Recently, the two took a break from amplifying the activities of others and chose to organise an evening of their own in the basement of The Mall in Westlands.
Entitling their event ‘Identity, Community, and Belonging,’ their show featured artworks by Elias Mung’ora and Lemek Sompoika together with a series of short films generated by the ArtXchange, an experimental project organised by the European Union and involving both European and African artists from all around the region involved in a wide array of artistic practices.
Ironically, the concept of ‘liminal spaces’ seems applicable not only to the dynamic female duo who are themselves living ‘in between’ Europe and Africa, touching base with both continents, but currently occupying space that seems transitional and experimental.
Both of the Kenyan artists who signed onto their show reflect a bit of liminality in their art as well.
For instance, Lemek is a Maasai by birth, but having grown up in town, he is not fully imbued with his Maasai culture and identity.
His art explores the ambiguity of being either a moran or a modern Western-educated man.
The issue of identity is explored in his art as one can see his transition from figurative to abstract imagery.
The idea of ambiguity also emerges as his work seems to waver between abstract expressionism and the long, angularity of a figure who seems to be leaping for joy like a high-flying Maasai.
For me, his blending of both styles conveys his most meaningful and evocative art.
The one factor in Lemek’s work that transcends liminality is his use of colour. His splashes of black on white paper are striking.
They have an almost Jackson Pollack feeling to them in that they have a splashy spontaneity to them.
It’s also true when he splashes a dash of navy blue or flaming red onto a few.
It’s Elias Mung’ora who has the most liminality in his art. In particular, I’m referring to the works that were hung in the large high-ceiling space devoted exclusively to his paintings and included in his series entitled ‘Of Cows and Land Politics.’
These are works he created during his attendance at an artist’s residency at Tafaria Castle in Laikipia county.
And these are the ones where practically everyone is in transition, be it the cows on one end of his space or the land speculators standing ominously on the edge of his massive mural-like work or the petty thieves walking away in broad daylight with somebody’s large metal (mabati) sheet.
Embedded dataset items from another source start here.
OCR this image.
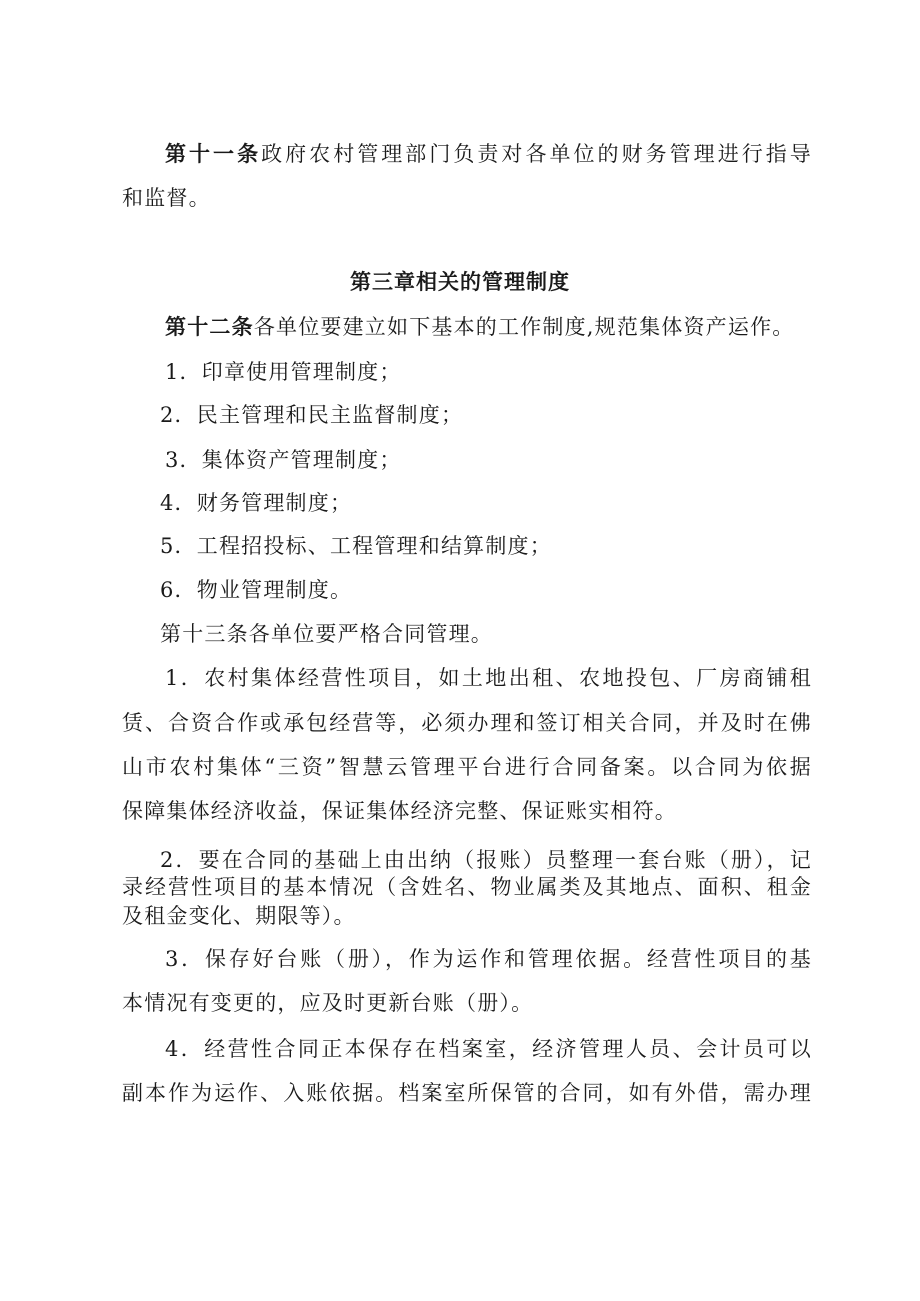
第十一条政府农村管理部门负责对各单位的财务管理进行指导
和监督。
第三章相关的管理制度
第十二条各单位要建立如下基本的工作制度,规范集体资产运作。
1．印章使用管理制度；
2．民主管理和民主监督制度；
3．集体资产管理制度；
4．财务管理制度；
5．工程招投标、工程管理和结算制度；
6．物业管理制度。
第十三条各单位要严格合同管理。
1．农村集体经营性项目，如土地出租、农地投包、厂房商铺租
赁、合资合作或承包经营等，必须办理和签订相关合同，并及时在佛
山市农村集体“三资”智慧云管理平台进行合同备案。以合同为依据
保障集体经济收益，保证集体经济完整、保证账实相符。
2．要在合同的基础上由出纳（报账）员整理一套台账（册），记
录经营性项目的基本情况（含姓名、物业属类及其地点、面积、租金
及租金变化、期限等）。
3．保存好台账（册），作为运作和管理依据。经营性项目的基
本情况有变更的，应及时更新台账（册）。
4．经营性合同正本保存在档案室，经济管理人员、会计员可以
副本作为运作、入账依据。档案室所保管的合同，如有外借，需办理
All of these pieces are layered with meaning and depth of feeling, particularly because Mung’ora can identify with people struggling to hold onto their land.
“Land is precious to my people,” the artist tells BDLife as he explains the way history is infused in his art.
It is there in his use of mixed media, from newspapers clipped and used as collages to acrylic paints, pastels, and charcoal.
His most remarkable painting in the liminal show is the four-panelled work which partially alludes to the colonial era when land grabbing took many forms, including land demarcation and disruptive borders that excluded Africans from any equitable deals.
Instead, they found themselves first taxed and economically enslaved as plantation workers on their forefathers’ lands, and finally removed forcibly and then detained, tortured, and brutally murdered.
But today, as the lands for grazing and those for farming are both diminishing due to multiple factors, the land clashes are present-day problems that Mung’ora explores in his painting in a challenging, semi-abstract style.
Finally, even cattle are transitional characters, not only because Mung’ora explains their status has changed from once being symbols of wealth to now being liabilities.
And that is not just because pastoralists and agro-businessmen need more grazing land for their cows. Cattle also emit too much carbon dioxide into the atmosphere.